On December 4, 2019, Snowflake, a cloud-based data warehousing solution made a path-breaking announcement that had far-reaching ramifications in data management for organizations around the world. The message was that it was further strengthening its relationship with Amazon Web Services (AWS) to offer customers a more enriching and seamless experience. 

Further proof and testimony of AWS Snowflake is borne out by the Competency status recently achieved by Snowflake for Amazon Web Services Machine Learning (MI) and Artificial Intelligence (AI). The Competency program focuses on AWS Partner Network (APN) members passing a rigorous audit of their architecture, security, and customer adoption. They have to also show proven success in supporting specialized solution areas of customers. Achieving Competency status by Snowflake in these categories has shown that as an APN member, the cloud-based solution is capable of delivering highly dedicated technical proficiency. 

This announcement marks another milestone in the AWS Snowflake relationship of which there are several others too. The previous ones include – 

  • Integration of Snowflake with Amazon Forecast and Amazon Personalize. It enables organizations to benefit from the best practices in the retail world established by AI and ML services. 
  • Pre-configured integration between Snowflake and Amazon Sagemaker. The latter is a solution that provides data scientists and developers with the tools to train, build, and deploy ML models quickly. More information can be had in a recently-published eBook on the use of Amazon Sagemaker with Snowflake. 
  • Snowflake has achieved the AWS PrivateLink Ready designation that differentiates it as an APN member with product integration. It is particularly useful for regulated industries like healthcare, finance, and others that want to migrate to the cloud. 
  • Snowflake integrates with Amazon Managed Streaming for Kafka (Amazon MSK). It is a fully-managed service that makes it convenient for users to create and run applications that use Apache Kafka for processing streaming data. This AWS Snowflake integration is in addition to that with Amazon Kinesis and AWS Glue.
  • For helping customers cater to their Online Transactional Processing and Online Analytical Processing needs, Snowflake has integrated with Amazon Aurora.

After the announcement of AWS Snowflake integration in December 2019, the two have organized more than 300 “Zero to Snowflake” workshops, showcasing the benefits of migrating from Snowflake to AWS to thousands of technology experts. Snowflake is also available on AWS in Canada and Singapore. 

Enterprises across the world have welcomed this AWS Snowflake integration.  

Yahama’s Director of IT, Ishwar Bharbhari, said. “With Snowflake’s unique and forward-thinking cloud data platform solution and AWS’s reliable, scalable cloud services, we can now use data-driven decisions to create better products, provide better services and ultimately, develop even closer ties with our customers.”

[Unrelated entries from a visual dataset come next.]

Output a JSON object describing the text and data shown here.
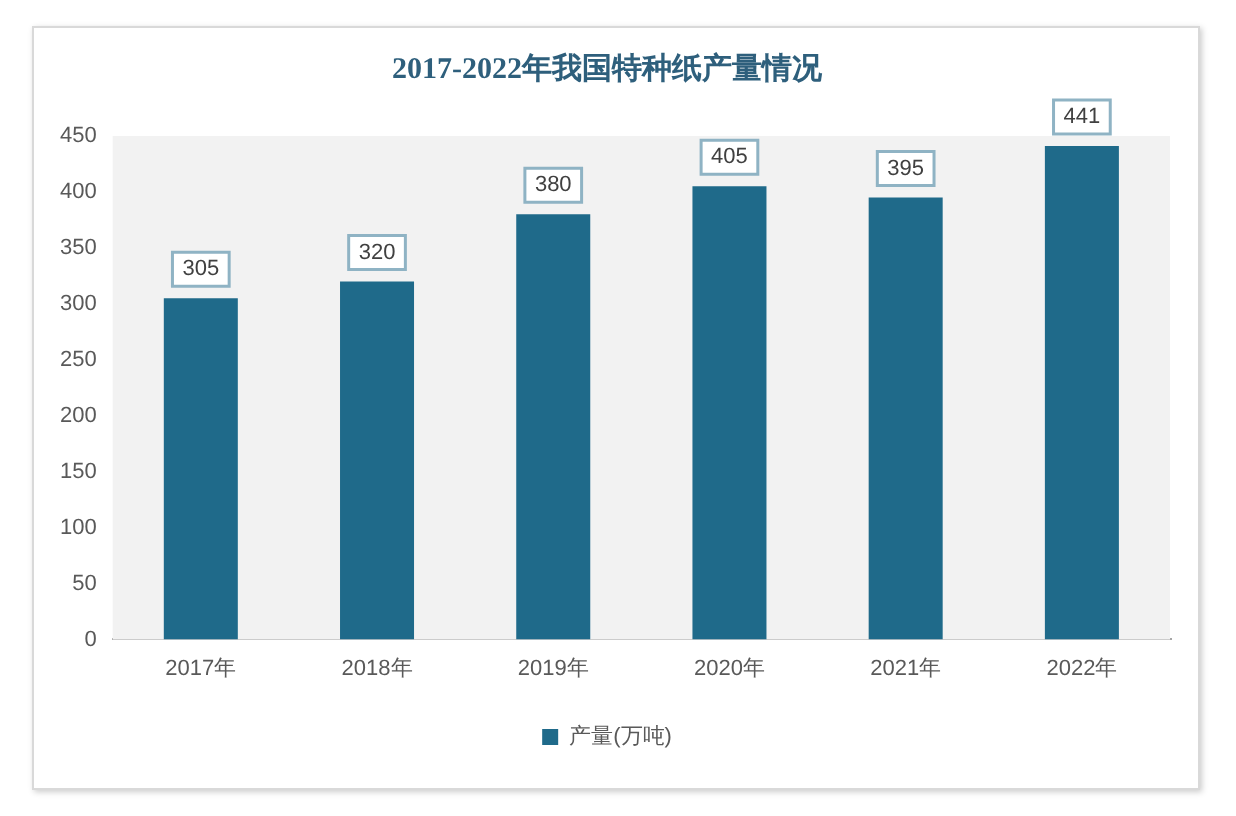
{
  "chart_data": {
    "type": "bar",
    "title": "2017-2022年我国特种纸产量情况",
    "categories": [
      "2017年",
      "2018年",
      "2019年",
      "2020年",
      "2021年",
      "2022年"
    ],
    "series": [
      {
        "name": "产量(万吨)",
        "color": "#1f6a8a",
        "values": [
          305,
          320,
          380,
          405,
          395,
          441
        ]
      }
    ],
    "ylim": [
      0,
      450
    ],
    "yticks": [
      0,
      50,
      100,
      150,
      200,
      250,
      300,
      350,
      400,
      450
    ],
    "legend": "bottom",
    "data_labels": true
  }
}
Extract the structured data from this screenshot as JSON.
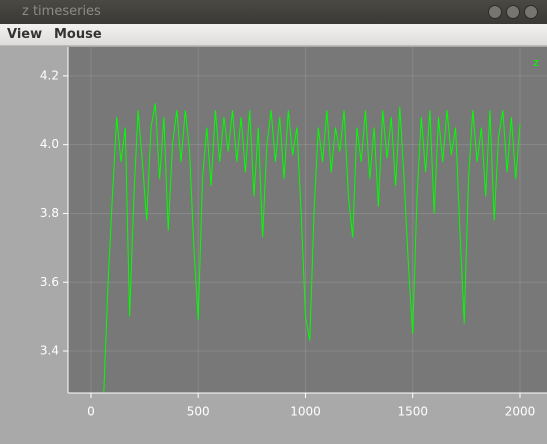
{
  "window": {
    "title": "z timeseries"
  },
  "menu": [
    "View",
    "Mouse"
  ],
  "chart_data": {
    "type": "line",
    "x": [
      60,
      80,
      100,
      120,
      140,
      160,
      180,
      200,
      220,
      240,
      260,
      280,
      300,
      320,
      340,
      360,
      380,
      400,
      420,
      440,
      460,
      480,
      500,
      520,
      540,
      560,
      580,
      600,
      620,
      640,
      660,
      680,
      700,
      720,
      740,
      760,
      780,
      800,
      820,
      840,
      860,
      880,
      900,
      920,
      940,
      960,
      980,
      1000,
      1020,
      1040,
      1060,
      1080,
      1100,
      1120,
      1140,
      1160,
      1180,
      1200,
      1220,
      1240,
      1260,
      1280,
      1300,
      1320,
      1340,
      1360,
      1380,
      1400,
      1420,
      1440,
      1460,
      1480,
      1500,
      1520,
      1540,
      1560,
      1580,
      1600,
      1620,
      1640,
      1660,
      1680,
      1700,
      1720,
      1740,
      1760,
      1780,
      1800,
      1820,
      1840,
      1860,
      1880,
      1900,
      1920,
      1940,
      1960,
      1980,
      2000
    ],
    "series": [
      {
        "name": "z",
        "color": "#00ff00",
        "values": [
          3.28,
          3.6,
          3.85,
          4.08,
          3.95,
          4.05,
          3.5,
          3.85,
          4.1,
          3.95,
          3.78,
          4.05,
          4.12,
          3.9,
          4.08,
          3.75,
          4.0,
          4.1,
          3.95,
          4.1,
          3.98,
          3.7,
          3.49,
          3.9,
          4.05,
          3.88,
          4.1,
          3.95,
          4.08,
          3.98,
          4.1,
          3.95,
          4.08,
          3.92,
          4.1,
          3.85,
          4.05,
          3.73,
          4.0,
          4.1,
          3.95,
          4.08,
          3.9,
          4.1,
          3.97,
          4.05,
          3.8,
          3.5,
          3.43,
          3.8,
          4.05,
          3.95,
          4.1,
          3.92,
          4.05,
          3.98,
          4.1,
          3.85,
          3.73,
          4.05,
          3.95,
          4.1,
          3.9,
          4.05,
          3.82,
          4.1,
          3.96,
          4.08,
          3.88,
          4.11,
          3.9,
          3.65,
          3.45,
          3.85,
          4.08,
          3.92,
          4.1,
          3.8,
          4.08,
          3.95,
          4.1,
          3.97,
          4.05,
          3.75,
          3.48,
          3.9,
          4.1,
          3.95,
          4.05,
          3.85,
          4.1,
          3.78,
          4.02,
          4.1,
          3.92,
          4.08,
          3.9,
          4.06
        ]
      }
    ],
    "xlim": [
      -107,
      2126
    ],
    "ylim": [
      3.278,
      4.284
    ],
    "xticks": [
      0,
      500,
      1000,
      1500,
      2000
    ],
    "yticks": [
      3.4,
      3.6,
      3.8,
      {
        "value": 4,
        "label": "4.0"
      },
      4.2
    ],
    "grid": true,
    "legend": "top-right",
    "background": "#787878"
  }
}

Colleen Kapase, Vice President of WW Partners at Snowflake said, “Snowflake’s cloud data platform was designed to break down the technology and architecture barriers that hold back organizations from maximizing the full value of their data. We’re thrilled to have achieved AWS ML Competency and AWS Retail Competency status, and continue to build on our relationship with AWS to power our customers’ data analytics needs today and tomorrow.”

AWS Snowflake is an advanced data analytics and machine learning (AI) platform. It ensures reporting, executive dashboards, and advanced analytics across its entire data providing platform for all the company’s users. Most critically, it is affordable and controls random access to data, thereby heightening security protocols. 

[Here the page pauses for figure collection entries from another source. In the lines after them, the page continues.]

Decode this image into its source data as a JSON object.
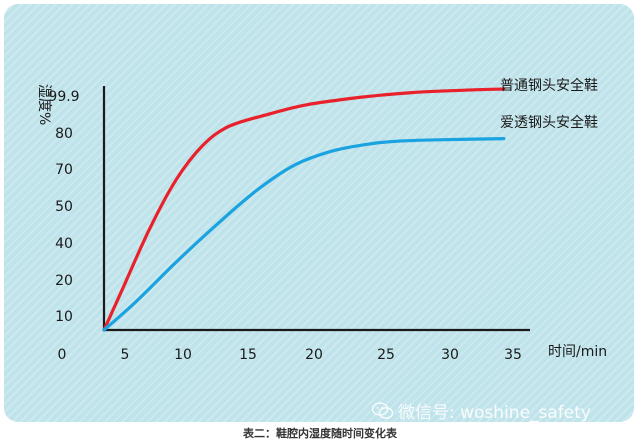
{
  "chart_data": {
    "type": "line",
    "xlabel": "时间/min",
    "ylabel": "湿度%",
    "xlim": [
      2.5,
      35
    ],
    "ylim": [
      0,
      99.9
    ],
    "x_ticks": [
      "5",
      "10",
      "15",
      "20",
      "25",
      "30",
      "35"
    ],
    "x_origin_label": "0",
    "y_ticks": [
      "10",
      "20",
      "30",
      "40",
      "50",
      "60",
      "70",
      "80",
      "99.9"
    ],
    "y_tick_values": [
      10,
      20,
      30,
      40,
      50,
      60,
      70,
      80,
      99.9
    ],
    "legend": "right",
    "grid": false,
    "series": [
      {
        "name": "普通钢头安全鞋",
        "color": "#e8212b",
        "points": [
          [
            2.5,
            0
          ],
          [
            4,
            18
          ],
          [
            6,
            42
          ],
          [
            8,
            62
          ],
          [
            10,
            76
          ],
          [
            12,
            84
          ],
          [
            15,
            89
          ],
          [
            18,
            93
          ],
          [
            22,
            96
          ],
          [
            26,
            98
          ],
          [
            30,
            99
          ],
          [
            33,
            99.5
          ]
        ]
      },
      {
        "name": "爱透钢头安全鞋",
        "color": "#1aa3e0",
        "points": [
          [
            2.5,
            0
          ],
          [
            5,
            12
          ],
          [
            8,
            28
          ],
          [
            11,
            43
          ],
          [
            14,
            57
          ],
          [
            17,
            68
          ],
          [
            20,
            74
          ],
          [
            23,
            77
          ],
          [
            25,
            78
          ],
          [
            28,
            78.5
          ],
          [
            33,
            79
          ]
        ]
      }
    ]
  },
  "caption": "表二：鞋腔内湿度随时间变化表",
  "watermark": {
    "text": "微信号: woshine_safety",
    "icon": "wechat-icon"
  }
}
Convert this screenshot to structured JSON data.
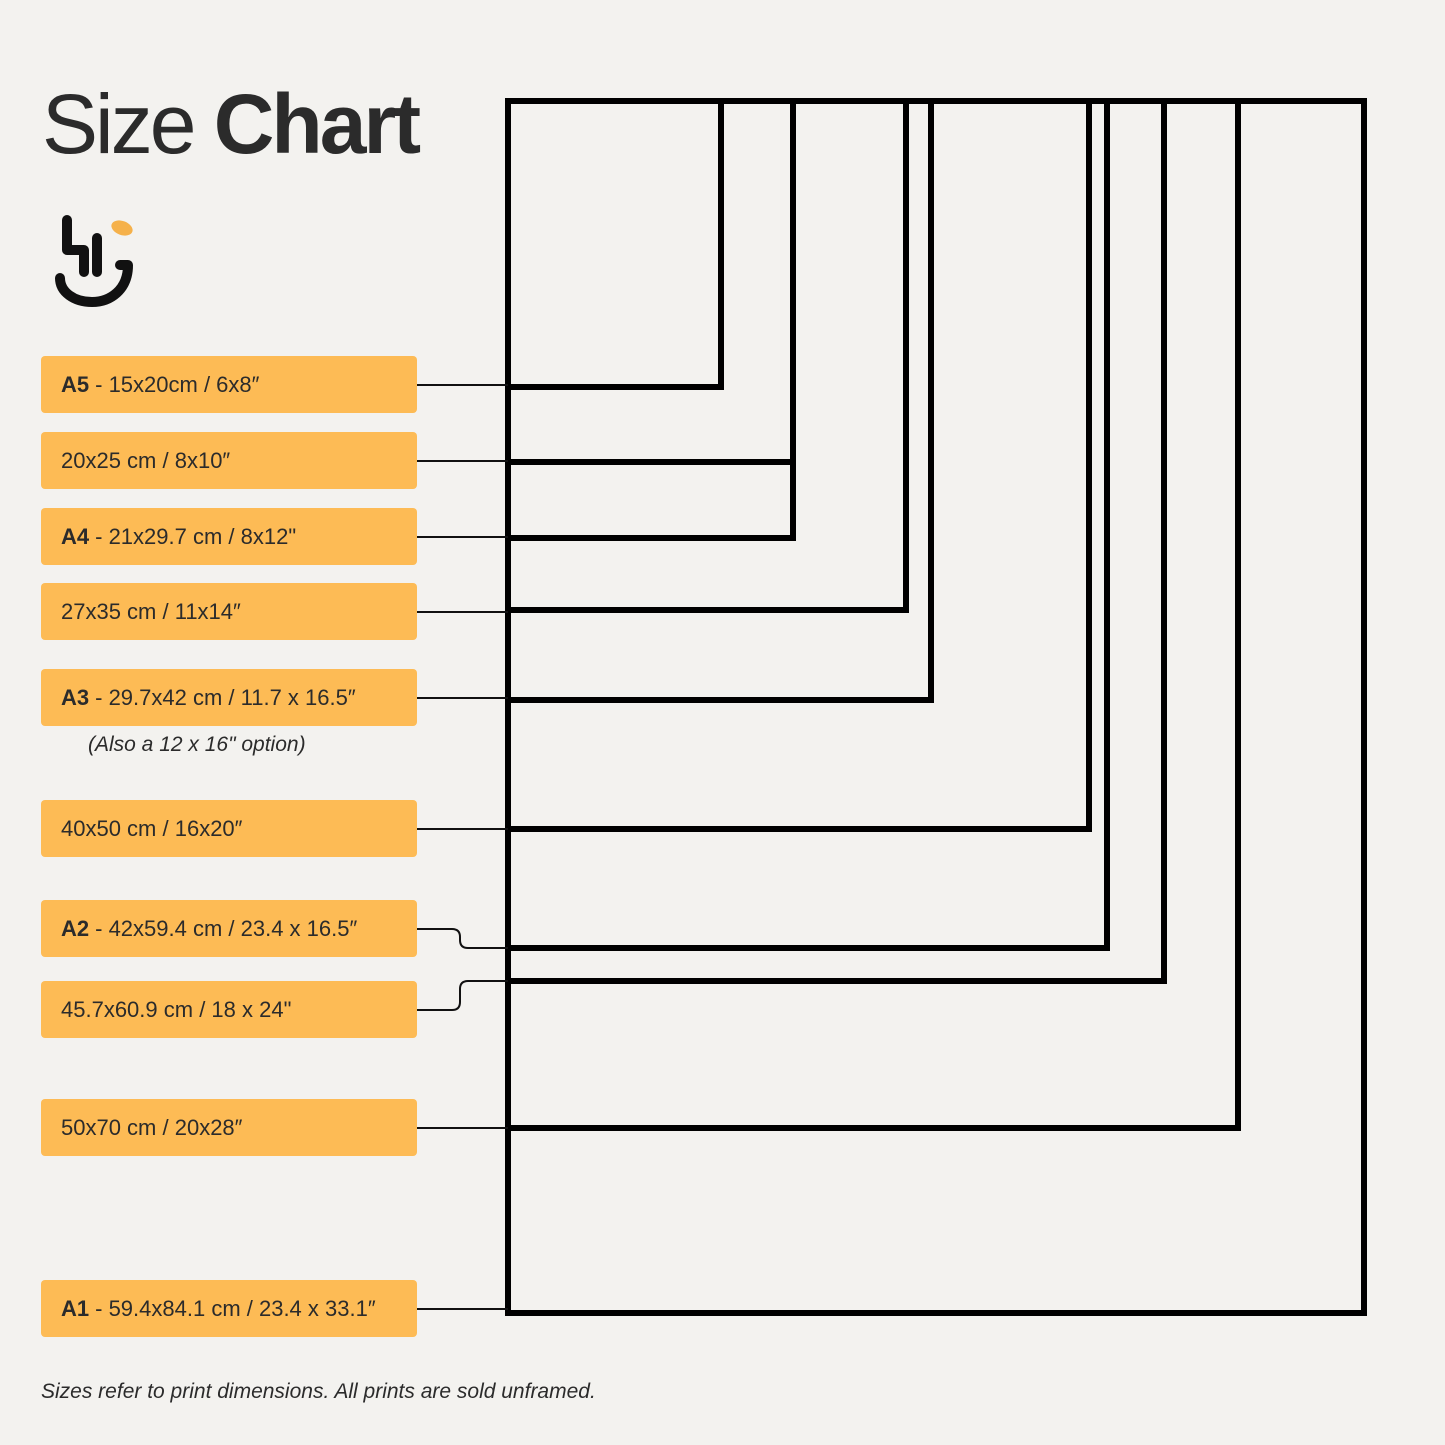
{
  "title": {
    "light": "Size",
    "bold": "Chart"
  },
  "logo": {
    "name": "brand-logo",
    "accent_color": "#f5b14a"
  },
  "colors": {
    "label_bg": "#fdbb55",
    "background": "#f3f2ef",
    "stroke": "#000000"
  },
  "sizes": [
    {
      "code": "A5",
      "text": "- 15x20cm / 6x8″"
    },
    {
      "code": "",
      "text": "20x25 cm / 8x10″"
    },
    {
      "code": "A4",
      "text": "- 21x29.7 cm / 8x12\""
    },
    {
      "code": "",
      "text": "27x35 cm / 11x14″"
    },
    {
      "code": "A3",
      "text": "- 29.7x42 cm / 11.7 x 16.5″"
    },
    {
      "code": "",
      "text": "40x50 cm / 16x20″"
    },
    {
      "code": "A2",
      "text": "- 42x59.4 cm / 23.4 x 16.5″"
    },
    {
      "code": "",
      "text": "45.7x60.9 cm / 18 x 24\""
    },
    {
      "code": "",
      "text": "50x70 cm / 20x28″"
    },
    {
      "code": "A1",
      "text": "- 59.4x84.1 cm / 23.4 x 33.1″"
    }
  ],
  "a3_note": "(Also a 12 x 16\" option)",
  "footer": "Sizes refer to print dimensions. All prints are sold unframed."
}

Snowflake fits in perfectly with the AWS’s data ecosystem as it runs on Amazon Elastic Container Service (Amazon EC2) and Amazon Simple Storage Service (Amazon S3). There are also several other tie-ups.  

Amazon Kinesis, AWS PrivateLink, AWS Glue, Amazon EMR, and Amazon Managed Streaming for Kafka are used to get data into Snowflake. Amazon SageMaker, Amazon Forecast, and Amazon Personalize facilitate machine learning and AI. Amazon Quicksight is used as a BI tool. Overall, Snowflake is an APN Advanced Technology Partner and has met Data & Analytics Competency norms.  

AWS Snowflake optimization is mainly because of the many benefits of Snowflake. Some of them are – 

  • The ability to store semi-structured data such as JSON, Avro, ORC, Parquet, and XML alongside relational data.  All data can be queried with ACID-compliant SQL and dot notation.  
  • Supporting concurrent users with independent virtual warehouses.
  • Snowflake provides separate computing and storage facilities. Users can scale up or down in either of them by paying only for the quantum of resources used.  
  • Per-second pricing is available and organizations are billed only for the time used.   

AWS Snowflake integration is therefore a win-win situation, bringing massive operational data management benefits to all.